Later he achieved the official category and salary corresponding to his class, rising according to his rank, holding:

In 1835, he was appointed official of the Accounting Office for Taxes and Levies on Amortizations of the province of Granada.

In 1837, he was transferred to Almería, with the same position. Parallelly, he was also appointed secretary of the board for the alienation of buildings and effects of the suppressed convents in the province of Almería by the disentailment of Mendizabal.

In 1868, he was appointed director general of accounting of the kingdom.

Aside from his administrative and political activity, he was vice president of the Artistic and Literary Lyceum of Almería, a member of the Academies of Natural Sciences and Arts of Barcelona, a member of the economic societies of Friends of the Country of Madrid and Barcelona, a member of the Sevillian Society for emulation and promotion of enlightenment, agriculture, arts, and commerce, a member of the board of directors of the Madrid Savings Bank. He was also a vocal member of the general board of agriculture held in Madrid in 1849.

In 1879, he acquired the Linares Bullring, always privately owned, a city where he already owned another business, such as the Gas Factory.

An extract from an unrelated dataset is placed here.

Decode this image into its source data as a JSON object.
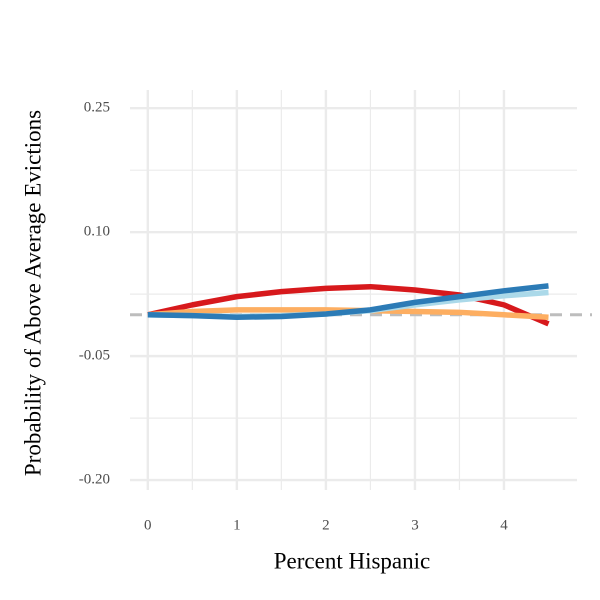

He was also the administrator of the House of Altamira. He took advantage of the disentailment of the Church to acquire lands in his native Gójar, in Gavia (where he built a large flour factory, still standing) and in La Zubia, adjacent to the lands of Gójar.

He supported and promoted the construction of the Linares mining railway, strongly backing the construction of the Jaén-Almería line.

He was a founder, along with Luis Seco de Lucena Escalada, of the liberal newspaper El Defensor de Granada, with José Genaro providing the financing and Seco de Lucena the technical direction.

He published numerous articles on administrative and economic matters. In the newspapers El Popular in 1847, Las Cortes in 1855, and El Diario Español in 1857 and 58, and in El Cultivador, the latter published in Barcelona by Jaume Llansó from 1848 to 1851.

== Marriage and descendants ==
José Genaro Villanova married twice: the first time in Almería in 1854 with Encarnación de Campos and in 1856, in Granada, with Dolores de la Cuadra Carrascosa, a wealthy heiress from Jaén. He had four children: his firstborn from his first marriage José Villanova de Campos, a civil engineer; and three more from the second: Luis, who was a mining engineer and married Princess Isabel Roma Rattazzi Bonaparte Wyse; Juan, who also became a senator; and Francisco, a lawyer from the University of Granada.